The first phase of the £25 million facility, named the Rosalind Franklin Science Centre after the pioneering scientist, has opened its doors.
The old 1960s teaching building has been refurbished and extended both upward and outward and features state-of-the-art facilities for 2,500 students and 150 Faculty of Science and Engineering staff.
An outreach laboratory on the ground level, with floor-to-ceiling windows along Stafford Street, is part of the university's goal to increase public interest in science and allows people to look in at any experiments taking place.
Vice-Chancellor, Professor Geoff Layer said schools will take classes at the new lab as part of the new STEM (Science, Technology, Engineering and Maths) resource.
Asked why the university believes the programme is important, Professor Layer said there are two great shortages they want to address: people studying science in general and a shortage of women studying science.
"The manufacturing business of the Black Country, Staffordshire, and Shropshire necessitates people having science understanding, be it rural agricultural science or be it in heavy plant. It is crucial we enhance the number of people studying science."
Professor Layer said the name of the centre "gives the university an opportunity to honour a scientist who was not recognised for her achievements during her career. She is now seen to have made a major contribution to modern biology. Her career also reflects the difficulties faced by female scientists in the 20th century, and a reminder of the need to improve matters in the 21st."
Studying at Newnham College, Cambridge, Franklin completed her studies in 1941 but, as women were not entitled to degrees at that time, was only awarded a 'degree titular'.
Professor Layer said: "The centre will be home to the next generation of scientists who can draw inspiration from Franklin's pioneering role in the discovery of DNA. It's an excellent opportunity to promote and value a famous British female scientist and demonstrate the commitment of the university as a community to the cause of advancing the role of women in the STEM subjects."
After finishing her work on DNA, she led pioneering work on the polio virus, but died from ovarian cancer at the age of 37.
The first floor of the new centre features chemistry and teaching labs, equipped with mounted, moveable tablets at each work station so students can access learning materials throughout the lesson.

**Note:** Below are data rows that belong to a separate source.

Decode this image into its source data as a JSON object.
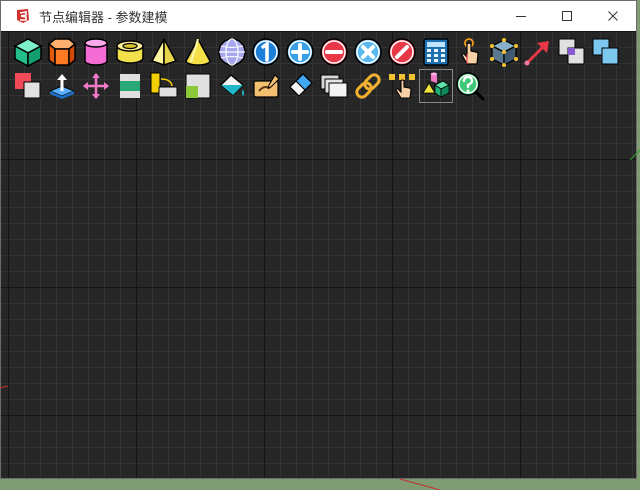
{
  "window": {
    "title": "节点编辑器 - 参数建模",
    "icon": "sketchup-logo-icon",
    "controls": [
      "minimize-icon",
      "maximize-icon",
      "close-icon"
    ]
  },
  "toolbar": {
    "row1": [
      "cube-icon",
      "hexagonal-prism-icon",
      "cylinder-icon",
      "tube-icon",
      "pyramid-icon",
      "cone-icon",
      "sphere-icon",
      "number-one-icon",
      "add-icon",
      "subtract-icon",
      "intersect-icon",
      "slash-icon",
      "calculator-icon",
      "touch-point-icon",
      "box-vertices-icon",
      "arrow-vector-icon",
      "offset-squares-icon",
      "overlap-squares-icon"
    ],
    "row2": [
      "square-difference-icon",
      "push-pull-icon",
      "move-arrows-icon",
      "stack-layers-icon",
      "rotate-rectangle-icon",
      "scale-rectangle-icon",
      "paint-bucket-icon",
      "hand-material-icon",
      "eraser-icon",
      "copy-windows-icon",
      "chain-link-icon",
      "select-vertices-icon",
      "components-icon",
      "help-search-icon"
    ],
    "active": "components-icon"
  },
  "colors": {
    "canvas": "#262626",
    "titlebar": "#ffffff",
    "desktop": "#7f9c73"
  }
}
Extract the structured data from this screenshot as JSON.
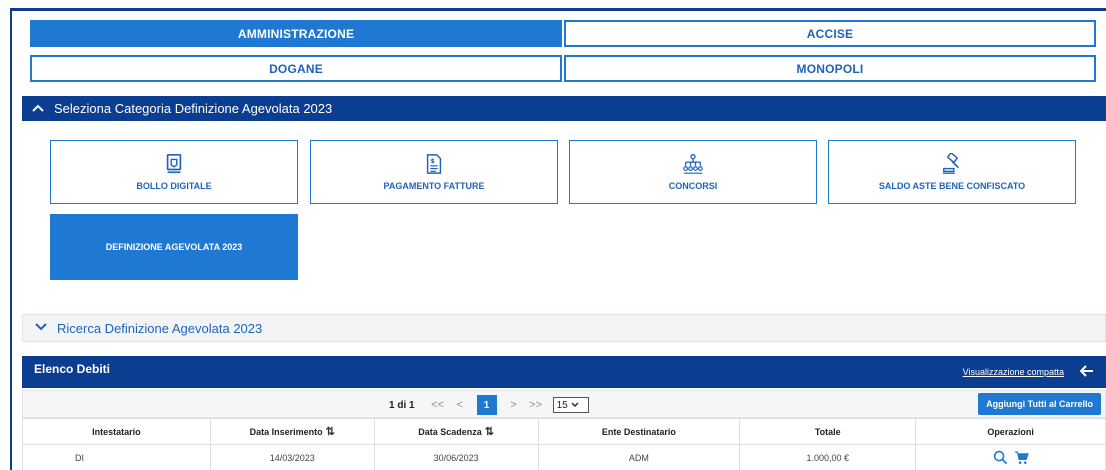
{
  "top_tabs": [
    {
      "label": "AMMINISTRAZIONE",
      "active": true
    },
    {
      "label": "ACCISE",
      "active": false
    },
    {
      "label": "DOGANE",
      "active": false
    },
    {
      "label": "MONOPOLI",
      "active": false
    }
  ],
  "category_section": {
    "title": "Seleziona Categoria Definizione Agevolata 2023",
    "expanded": true
  },
  "categories": [
    {
      "label": "BOLLO DIGITALE",
      "icon": "stamp-icon",
      "active": false
    },
    {
      "label": "PAGAMENTO FATTURE",
      "icon": "invoice-icon",
      "active": false
    },
    {
      "label": "CONCORSI",
      "icon": "org-chart-icon",
      "active": false
    },
    {
      "label": "SALDO ASTE BENE CONFISCATO",
      "icon": "gavel-icon",
      "active": false
    },
    {
      "label": "DEFINIZIONE AGEVOLATA 2023",
      "icon": "",
      "active": true
    }
  ],
  "search_section": {
    "title": "Ricerca Definizione Agevolata 2023",
    "expanded": false
  },
  "debts": {
    "title": "Elenco Debiti",
    "compact_view_link": "Visualizzazione compatta",
    "pagination": {
      "info": "1 di 1",
      "first": "<<",
      "prev": "<",
      "current": "1",
      "next": ">",
      "last": ">>",
      "page_size": "15"
    },
    "add_all_label": "Aggiungi Tutti al Carrello",
    "columns": [
      "Intestatario",
      "Data Inserimento",
      "Data Scadenza",
      "Ente Destinatario",
      "Totale",
      "Operazioni"
    ],
    "rows": [
      {
        "intestatario": "DI",
        "data_inserimento": "14/03/2023",
        "data_scadenza": "30/06/2023",
        "ente": "ADM",
        "totale": "1.000,00 €"
      }
    ]
  },
  "colors": {
    "primary_blue": "#1f78d1",
    "navy": "#0b3d91"
  }
}
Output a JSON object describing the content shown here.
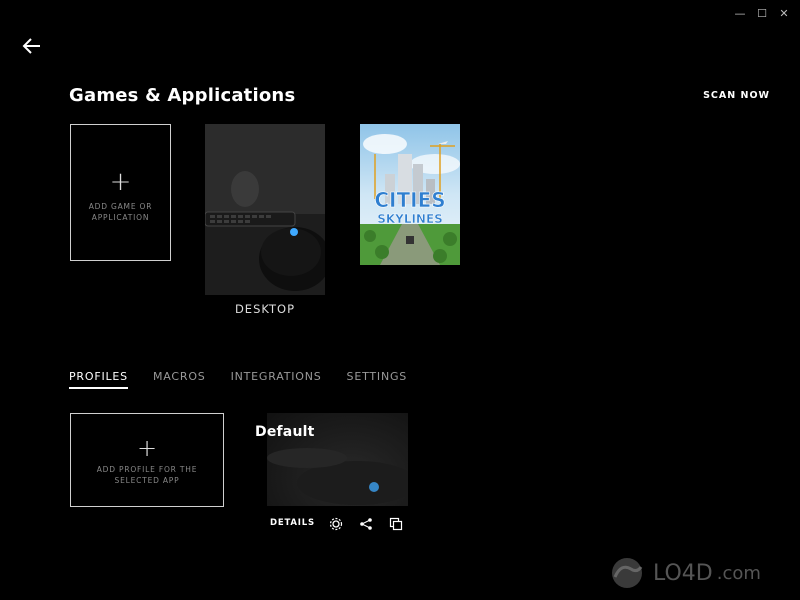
{
  "window": {
    "minimize_glyph": "—",
    "maximize_glyph": "☐",
    "close_glyph": "✕"
  },
  "header": {
    "title": "Games & Applications",
    "scan_label": "SCAN NOW"
  },
  "games": {
    "add_label": "ADD GAME OR APPLICATION",
    "add_glyph": "+",
    "items": [
      {
        "caption": "DESKTOP"
      },
      {
        "caption": "",
        "art_text_1": "CITIES",
        "art_text_2": "SKYLINES"
      }
    ]
  },
  "tabs": [
    {
      "label": "PROFILES",
      "active": true
    },
    {
      "label": "MACROS"
    },
    {
      "label": "INTEGRATIONS"
    },
    {
      "label": "SETTINGS"
    }
  ],
  "profiles": {
    "add_label": "ADD PROFILE FOR THE SELECTED APP",
    "add_glyph": "+",
    "items": [
      {
        "name": "Default",
        "details_label": "DETAILS"
      }
    ]
  },
  "watermark": {
    "brand": "LO4D",
    "suffix": ".com"
  },
  "colors": {
    "background": "#000000",
    "accent_blue": "#3fa9ff",
    "text": "#ffffff"
  }
}
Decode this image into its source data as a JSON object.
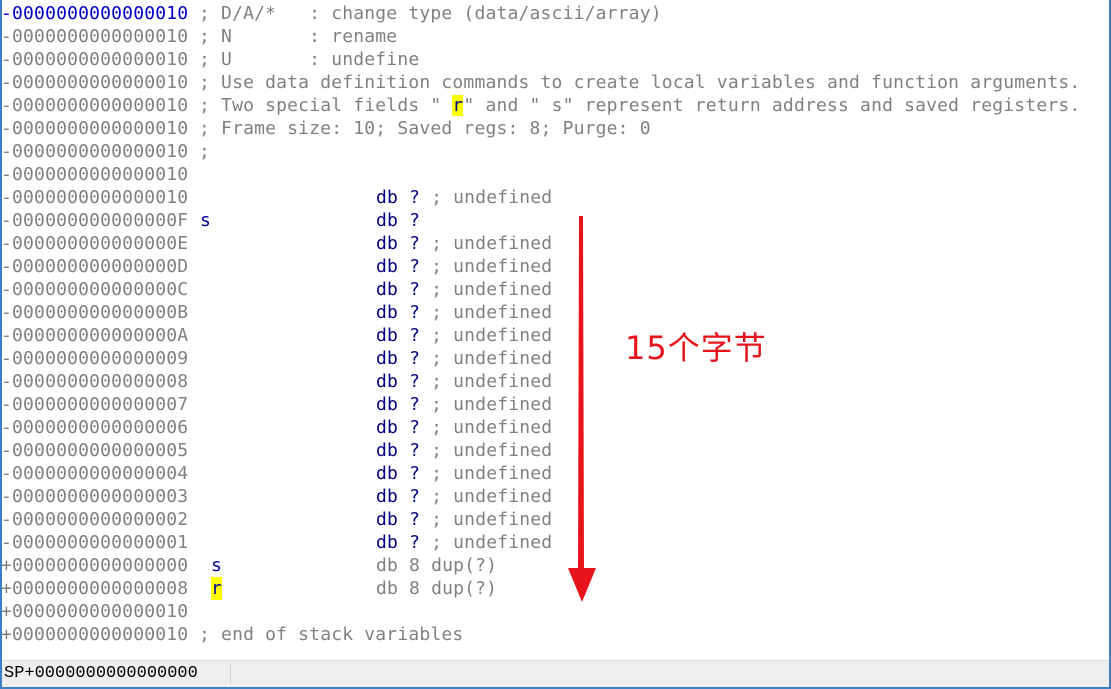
{
  "rows": [
    {
      "addr": "-0000000000000010",
      "current": true,
      "comment": [
        {
          "text": " ; D/A/*   : change type (data/ascii/array)"
        }
      ]
    },
    {
      "addr": "-0000000000000010",
      "comment": [
        {
          "text": " ; N       : rename"
        }
      ]
    },
    {
      "addr": "-0000000000000010",
      "comment": [
        {
          "text": " ; U       : undefine"
        }
      ]
    },
    {
      "addr": "-0000000000000010",
      "comment": [
        {
          "text": " ; Use data definition commands to create local variables and function arguments."
        }
      ]
    },
    {
      "addr": "-0000000000000010",
      "comment": [
        {
          "text": " ; Two special fields \" "
        },
        {
          "text": "r",
          "hl": true
        },
        {
          "text": "\" and \" s\" represent return address and saved registers."
        }
      ]
    },
    {
      "addr": "-0000000000000010",
      "comment": [
        {
          "text": " ; Frame size: 10; Saved regs: 8; Purge: 0"
        }
      ]
    },
    {
      "addr": "-0000000000000010",
      "comment": [
        {
          "text": " ;"
        }
      ]
    },
    {
      "addr": "-0000000000000010"
    },
    {
      "addr": "-0000000000000010",
      "kw": "db",
      "arg": "?",
      "tail": " ; undefined"
    },
    {
      "addr": "-000000000000000F",
      "name": "s",
      "kw": "db",
      "arg": "?",
      "tail": ""
    },
    {
      "addr": "-000000000000000E",
      "kw": "db",
      "arg": "?",
      "tail": " ; undefined"
    },
    {
      "addr": "-000000000000000D",
      "kw": "db",
      "arg": "?",
      "tail": " ; undefined"
    },
    {
      "addr": "-000000000000000C",
      "kw": "db",
      "arg": "?",
      "tail": " ; undefined"
    },
    {
      "addr": "-000000000000000B",
      "kw": "db",
      "arg": "?",
      "tail": " ; undefined"
    },
    {
      "addr": "-000000000000000A",
      "kw": "db",
      "arg": "?",
      "tail": " ; undefined"
    },
    {
      "addr": "-0000000000000009",
      "kw": "db",
      "arg": "?",
      "tail": " ; undefined"
    },
    {
      "addr": "-0000000000000008",
      "kw": "db",
      "arg": "?",
      "tail": " ; undefined"
    },
    {
      "addr": "-0000000000000007",
      "kw": "db",
      "arg": "?",
      "tail": " ; undefined"
    },
    {
      "addr": "-0000000000000006",
      "kw": "db",
      "arg": "?",
      "tail": " ; undefined"
    },
    {
      "addr": "-0000000000000005",
      "kw": "db",
      "arg": "?",
      "tail": " ; undefined"
    },
    {
      "addr": "-0000000000000004",
      "kw": "db",
      "arg": "?",
      "tail": " ; undefined"
    },
    {
      "addr": "-0000000000000003",
      "kw": "db",
      "arg": "?",
      "tail": " ; undefined"
    },
    {
      "addr": "-0000000000000002",
      "kw": "db",
      "arg": "?",
      "tail": " ; undefined"
    },
    {
      "addr": "-0000000000000001",
      "kw": "db",
      "arg": "?",
      "tail": " ; undefined"
    },
    {
      "addr": "+0000000000000000",
      "name": "s",
      "plain": "db 8 dup(?)"
    },
    {
      "addr": "+0000000000000008",
      "name": "r",
      "name_hl": true,
      "plain": "db 8 dup(?)"
    },
    {
      "addr": "+0000000000000010"
    },
    {
      "addr": "+0000000000000010",
      "comment": [
        {
          "text": " ; end of stack variables"
        }
      ]
    }
  ],
  "status": {
    "sp": "SP+0000000000000000"
  },
  "annotation": {
    "text": "15个字节",
    "color": "#e8141c",
    "arrow": "arrow-down"
  },
  "colors": {
    "address": "#808080",
    "current_address": "#0000c8",
    "keyword": "#000080",
    "highlight": "#ffff00",
    "border": "#3c7fc4"
  }
}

Five years of planning have gone into the project, with every little detail considered - from distilled and de-ionised water available on tap, to lab versions of dumb-waiters to transport chemicals and glassware between floors.
'Dirty corridors' mean students and visitors won't cross paths with chemicals and other lab gear being transported throughout the building.
When the centre is fully completed, it will house labs for chemistry, forensics and biology, pharmacy, biotechnology, and biomedical, microbiology and polymer research.
The top floors are part of the next phase and will be ready for the start of the second semester in February.